Galatians 5:2 NASB "Behold I, Paul, say to you that if you receive circumcision, Christ will be of no benefit to you." Why? Christ is of benefit to the believer when he is in fellowship because he is filled with the Holy Spirit. When it says in this verse, "Christ will be of no benefit to you," this is not saying Christ will not save you. Paul says "if you [do this]," and because he uses the present tense of the verb and not an aorist tense the implication is that it is thought, not the act itself (which would be the aorist tense). The thought precedes the act, so if they make a change in their minds to accept this principle from that point on Christ will not be of any benefit to them. This is because they are out of fellowship in carnality.

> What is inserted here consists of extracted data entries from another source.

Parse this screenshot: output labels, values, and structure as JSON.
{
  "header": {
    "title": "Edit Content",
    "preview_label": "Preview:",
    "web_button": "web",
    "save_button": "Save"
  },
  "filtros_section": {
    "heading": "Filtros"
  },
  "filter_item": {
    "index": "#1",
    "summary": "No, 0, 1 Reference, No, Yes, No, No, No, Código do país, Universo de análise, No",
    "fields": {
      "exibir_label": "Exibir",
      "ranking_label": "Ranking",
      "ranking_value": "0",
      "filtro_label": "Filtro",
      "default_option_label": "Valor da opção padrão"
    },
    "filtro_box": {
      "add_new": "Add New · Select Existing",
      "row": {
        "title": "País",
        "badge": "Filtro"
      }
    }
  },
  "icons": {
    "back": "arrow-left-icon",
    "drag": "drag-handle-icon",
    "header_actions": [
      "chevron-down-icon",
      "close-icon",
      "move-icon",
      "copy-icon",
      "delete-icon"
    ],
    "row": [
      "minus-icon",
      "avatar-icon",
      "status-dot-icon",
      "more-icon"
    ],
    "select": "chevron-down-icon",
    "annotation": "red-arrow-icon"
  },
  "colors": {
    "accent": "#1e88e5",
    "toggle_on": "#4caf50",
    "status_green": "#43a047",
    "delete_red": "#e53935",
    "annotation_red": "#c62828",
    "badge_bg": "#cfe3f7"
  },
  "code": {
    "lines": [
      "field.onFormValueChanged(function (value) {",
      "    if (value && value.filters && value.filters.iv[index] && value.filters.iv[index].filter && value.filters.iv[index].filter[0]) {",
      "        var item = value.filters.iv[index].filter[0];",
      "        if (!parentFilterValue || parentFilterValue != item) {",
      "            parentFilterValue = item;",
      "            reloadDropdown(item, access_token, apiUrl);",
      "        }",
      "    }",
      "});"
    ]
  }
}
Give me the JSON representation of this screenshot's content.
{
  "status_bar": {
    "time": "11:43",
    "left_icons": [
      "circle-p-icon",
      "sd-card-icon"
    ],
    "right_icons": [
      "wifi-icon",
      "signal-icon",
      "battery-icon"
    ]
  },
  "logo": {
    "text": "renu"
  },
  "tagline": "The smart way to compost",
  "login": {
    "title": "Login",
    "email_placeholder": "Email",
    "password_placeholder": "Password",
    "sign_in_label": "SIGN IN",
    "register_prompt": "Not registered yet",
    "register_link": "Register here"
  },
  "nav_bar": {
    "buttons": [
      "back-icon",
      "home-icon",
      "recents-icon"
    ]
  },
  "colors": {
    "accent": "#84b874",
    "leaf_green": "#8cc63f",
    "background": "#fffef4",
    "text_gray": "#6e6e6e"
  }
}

Galatians 5:3 NASB "And I testify again to every man who receives circumcision, that he is under obligation to keep the whole Law." Circumcision may seem like a little thing but it is buying into a system, a whole way of thinking. It is either the sin nature or the Holy Spirit. Paul is drawing a dichotomy here. There are only two approaches: the direct approach, God's approach, and there is a worn approach, the human viewpoint solution which is works. If you buy works or one element of that you have to take the whole package. James talks about this is a sort of reverse form in James 2:10 NASB "For whoever keeps the whole law and yet stumbles in one {point,} he has become guilty of all." So what Paul is saying is that if you put yourself under one part of the law you have to put yourself under the whole law.

Galatians 5:4 NASB "You have been severed from Christ, you who are seeking to be justified by law; you have fallen from grace." This doesn't mean loss of salvation, it means no longer in the position where one is basing his life on the grace of Christ—salvation or the spiritual life.